NIJMEGEN, NETHERLANDS and BROOKLYN, NY - It was 2 o’clock in the afternoon in Brooklyn, New York. In the small, basement gallery of The Poetry Club Artspace, the paintings were hung, the video projectors were switched on, and the Belgian waffle iron was just heating up. Meanwhile, at 8 o’clock in the evening, a gallery in Nijmegen, the Netherlands also prepared to welcome its first guests.
Despite their far-flung locations, these openings shared two important things: a title (In Six Hours Ago) and a strong Skype connection. Like two sides of the same coin, the shows were both dual and singular—a trans-Atlantic exchange that used technology to bridge disparities in space and time (see Photos 1 - 6).
A group of artists from the Netherlands, Etalage Derde Wal, had sent their artwork to be exhibited in Brooklyn, and Brooklyn artists sent their work to the Netherlands in return. The shows then opened simultaneously and were connected through a live video chat, making it possible, in a sense, for attendees to be present at both events—one physically and the other virtually.
In Brooklyn, a laptop sat on a table in the corner of the gallery, though it never stayed put for long. “Take me to my piece!” an artist would beseech the Skype screen, and then someone at the other opening would pick up the laptop there and walk with it to the specified work. At one point, someone in Brooklyn had a question about a series of Dutch photographs that no one could answer, so they consulted the screen: “Hey, can you find Louise? Someone over here has a question for her.”
To compound the internationality of this exhibit, Nini Ayach, curator of the American portion of the show, met Sarah Bijlsma, curator of the Dutch show, while the two were studying abroad together in Jerusalem. Nini and Sarah each chose pieces that conveyed aspects of their culture. In Nijmegen, there were paintings of a baseball field and a wrestler, videos filmed in New York, an image of a pop, psychedelic gun. In Brooklyn, there were photographs of Dutch farmers and scenes of tulip fields in a video about the lives of immigrants in the Netherlands.

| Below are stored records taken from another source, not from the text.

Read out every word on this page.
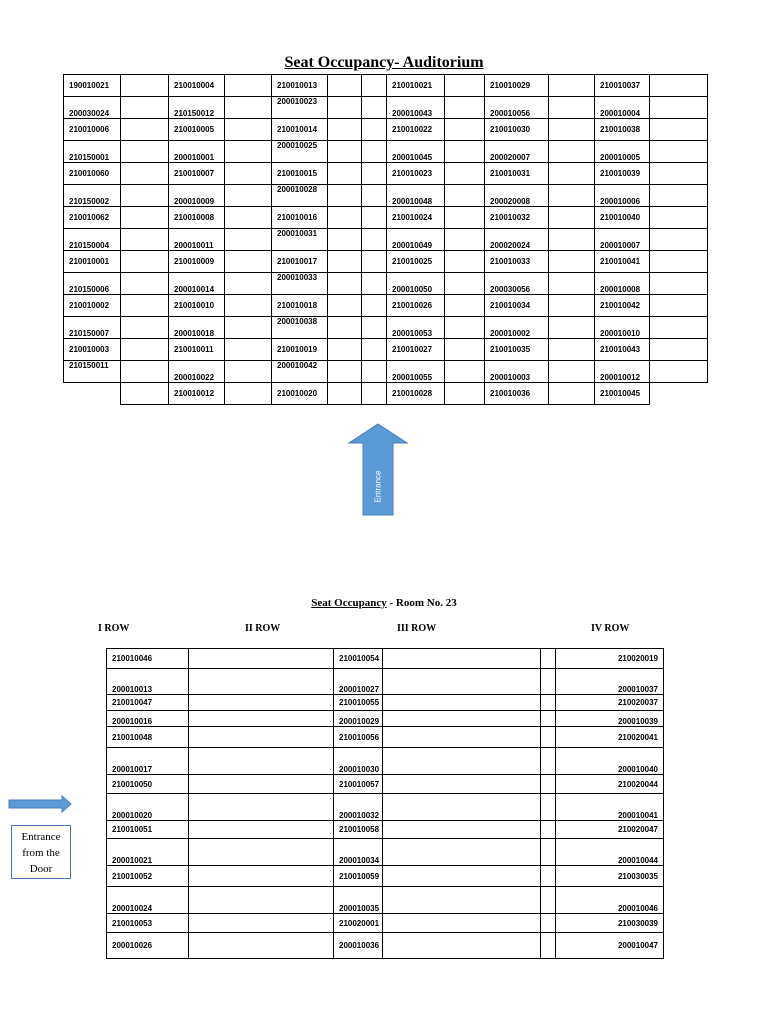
Seat Occupancy- Auditorium
190010021		210010004		210010013			210010021		210010029		210010037	
200030024		210150012		200010023			200010043		200010056		200010004	
210010006		210010005		210010014			210010022		210010030		210010038	
210150001		200010001		200010025			200010045		200020007		200010005	
210010060		210010007		210010015			210010023		210010031		210010039	
210150002		200010009		200010028			200010048		200020008		200010006	
210010062		210010008		210010016			210010024		210010032		210010040	
210150004		200010011		200010031			200010049		200020024		200010007	
210010001		210010009		210010017			210010025		210010033		210010041	
210150006		200010014		200010033			200010050		200030056		200010008	
210010002		210010010		210010018			210010026		210010034		210010042	
210150007		200010018		200010038			200010053		200010002		200010010	
210010003		210010011		210010019			210010027		210010035		210010043	
210150011		200010022		200010042			200010055		200010003		200010012	
		210010012		210010020			210010028		210010036		210010045	
Entrance
Seat Occupancy - Room No. 23
I ROW	II ROW	III ROW	IV ROW
210010046		210010054			210020019
200010013		200010027			200010037
210010047		210010055			210020037
200010016		200010029			200010039
210010048		210010056			210020041
200010017		200010030			200010040
210010050		210010057			210020044
200010020		200010032			200010041
210010051		210010058			210020047
200010021		200010034			200010044
210010052		210010059			210030035
200010024		200010035			200010046
210010053		210020001			210030039
200010026		200010036			200010047
Entrance
from the
Door
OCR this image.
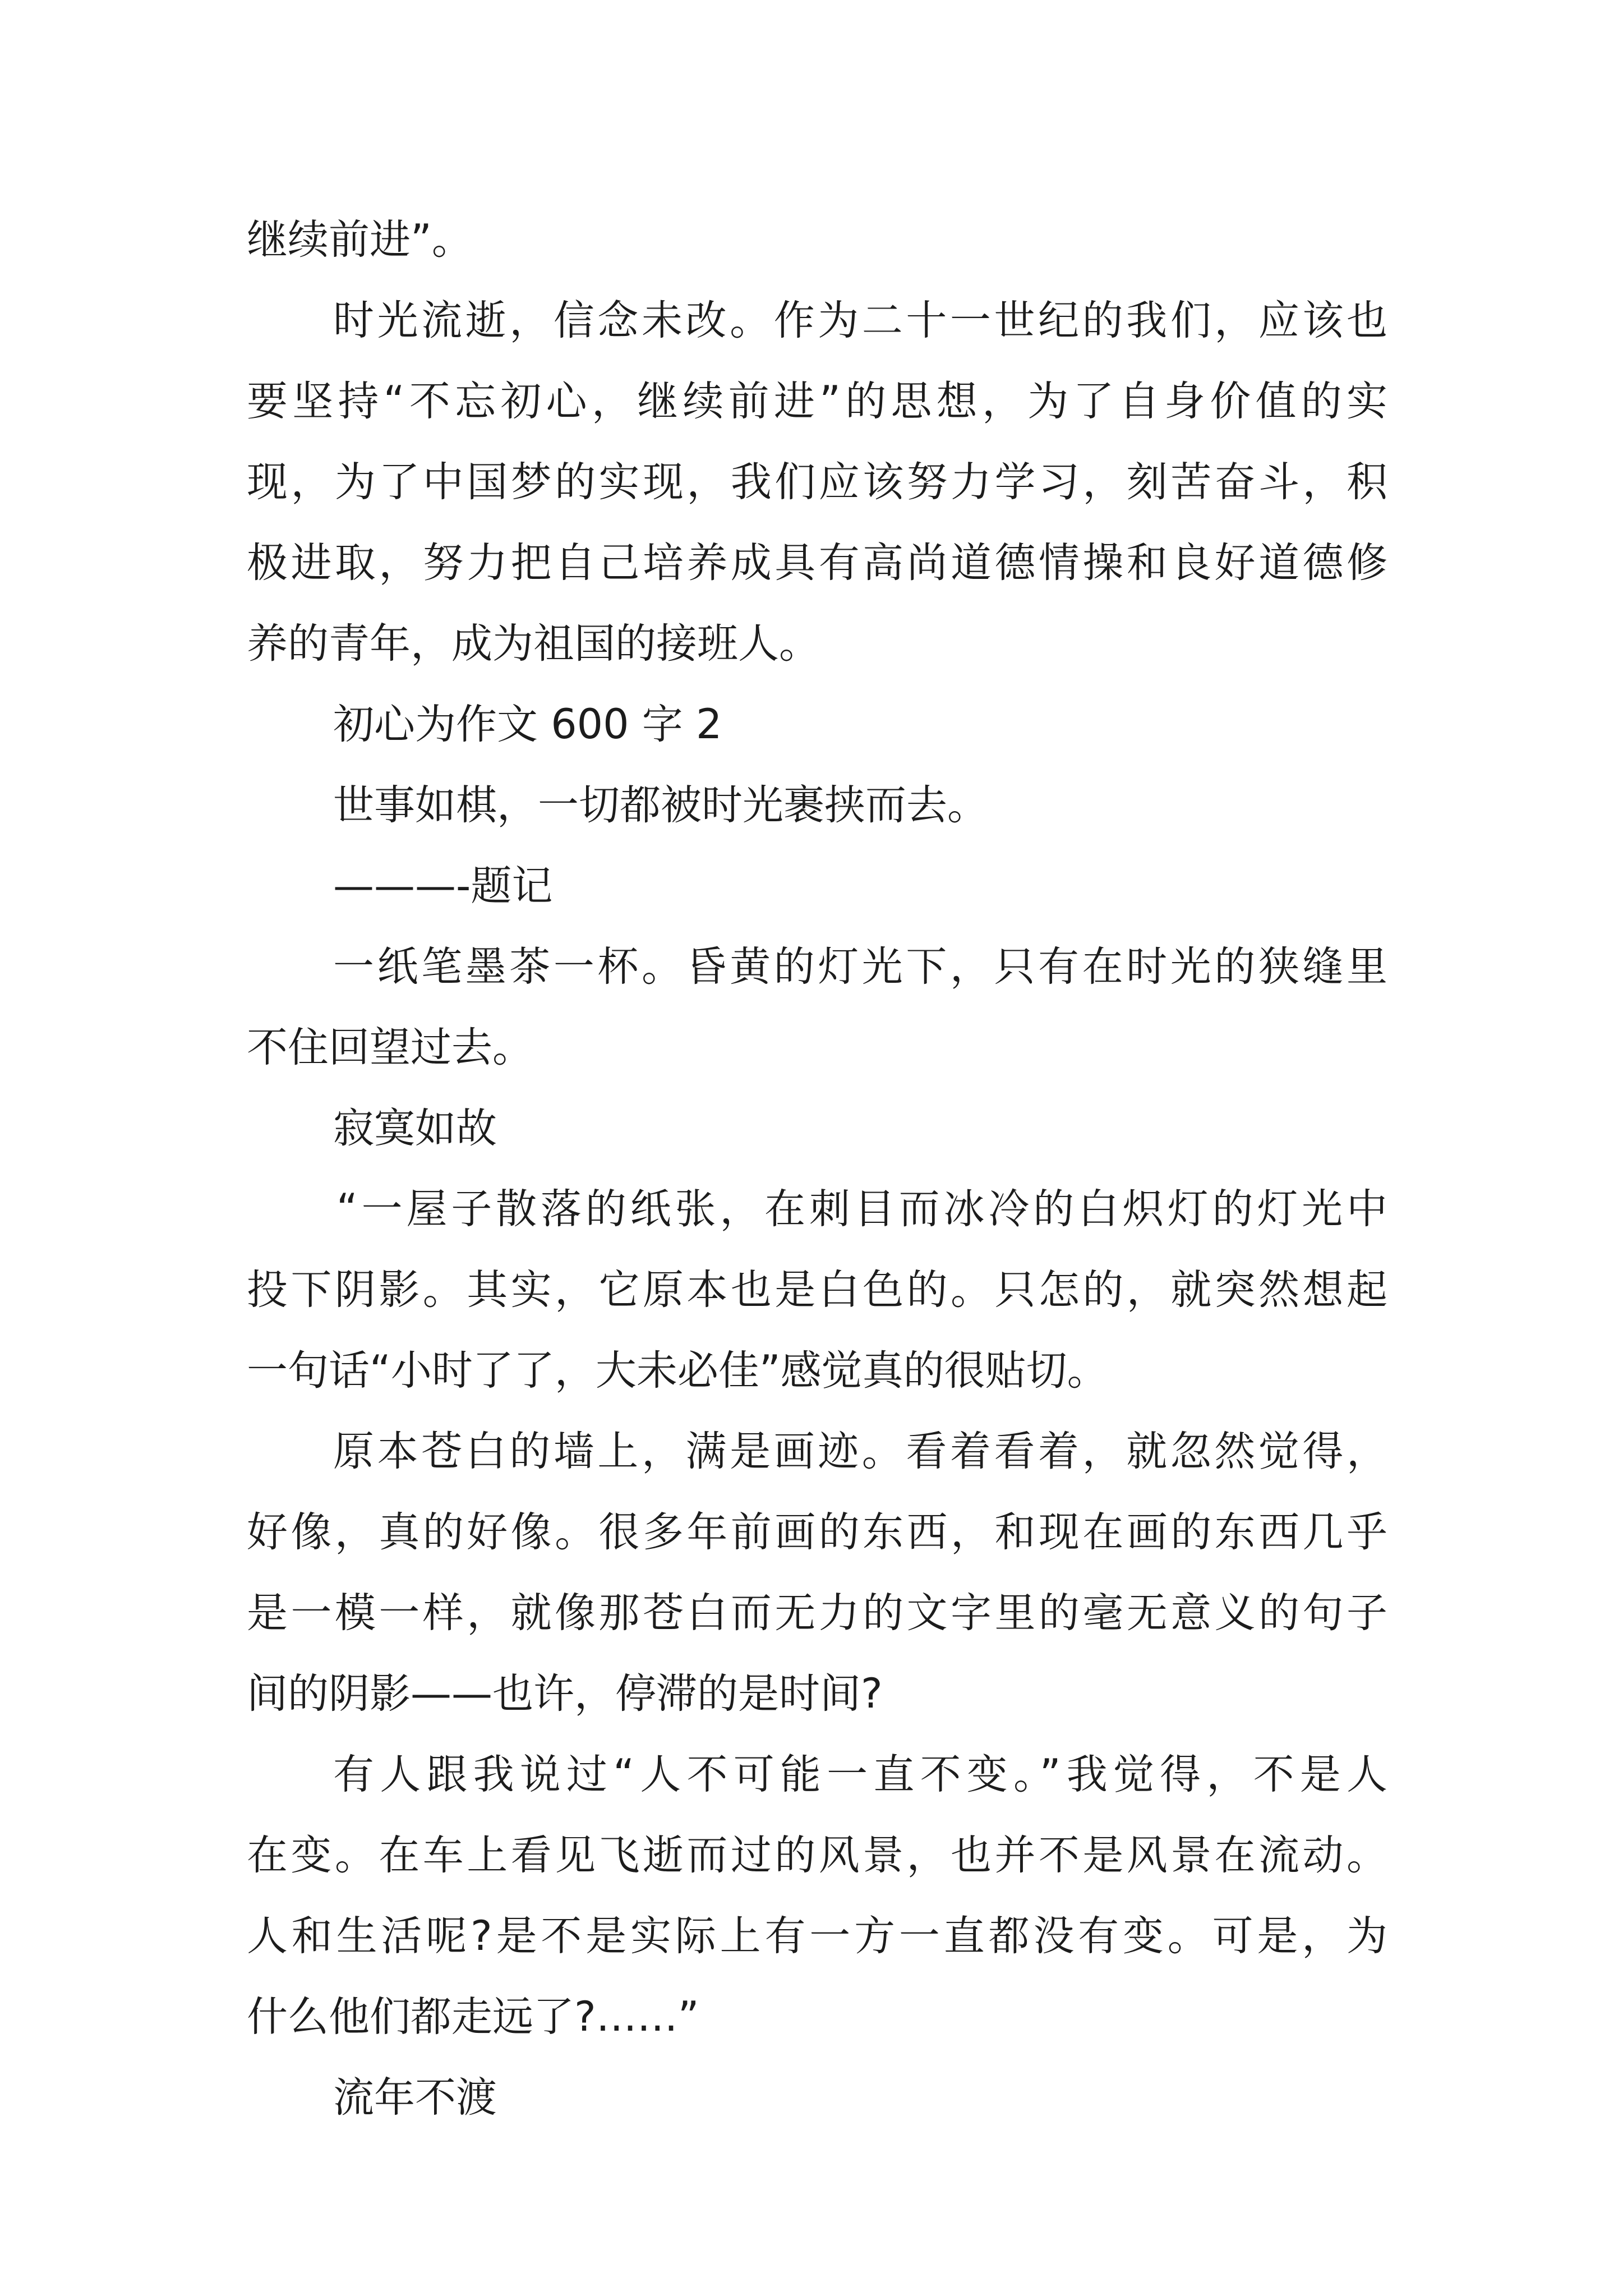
继续前进”。

时光流逝，信念未改。作为二十一世纪的我们，应该也

要坚持“不忘初心，继续前进”的思想，为了自身价值的实

现，为了中国梦的实现，我们应该努力学习，刻苦奋斗，积

极进取，努力把自己培养成具有高尚道德情操和良好道德修

养的青年，成为祖国的接班人。

初心为作文 600 字 2

世事如棋，一切都被时光裹挟而去。

———-题记

一纸笔墨茶一杯。昏黄的灯光下，只有在时光的狭缝里

不住回望过去。

寂寞如故

“一屋子散落的纸张，在刺目而冰冷的白炽灯的灯光中

投下阴影。其实，它原本也是白色的。只怎的，就突然想起

一句话“小时了了，大未必佳”感觉真的很贴切。

原本苍白的墙上，满是画迹。看着看着，就忽然觉得，

好像，真的好像。很多年前画的东西，和现在画的东西几乎

是一模一样，就像那苍白而无力的文字里的毫无意义的句子

间的阴影——也许，停滞的是时间?

有人跟我说过“人不可能一直不变。”我觉得，不是人

在变。在车上看见飞逝而过的风景，也并不是风景在流动。

人和生活呢?是不是实际上有一方一直都没有变。可是，为

什么他们都走远了?……”

流年不渡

It takes a lot of trust, Nini explained, to send artwork off across the ocean for others to install and, in some cases, reassemble. A waterfall-like sculpture made of strips of plastic arrived in Brooklyn with an installation instruction video. Similarly, when Nini sent props to the Netherlands for her performance piece (which she later witnessed live at the opening), she also sent instructions, including such lines as: Once the tape people have taped three circles around you, start making noise with the plastic bag.
Not all of the pieces were physically shipped, however. Many of them, including all the photographs and videos, jumped the pond via flash drive or email attachment. Because both galleries operate on very modest budgets, these free, instantaneous exchanges were opted for whenever possible.
The Poetry Club Artspace’s previous show, No Sombrero, featured the works of over 70 Mexican artists and was a collaborative exchange between Melissa Godoy Neito and two artists from Mexico City. In Six Hours Ago was not the gallery’s first international exhibition by any means, but the concept of it, the reciprocation and the synchronization of the openings, was new—an ambitious and triumphant experiment.
In April, Nini is headed to Cairo, Egypt for a two-month artist residency. It’s likely, she thinks, that this trip will lead to a future collaboration. “I think it could be really interesting,” she said. “The art would probably be very politically charged.”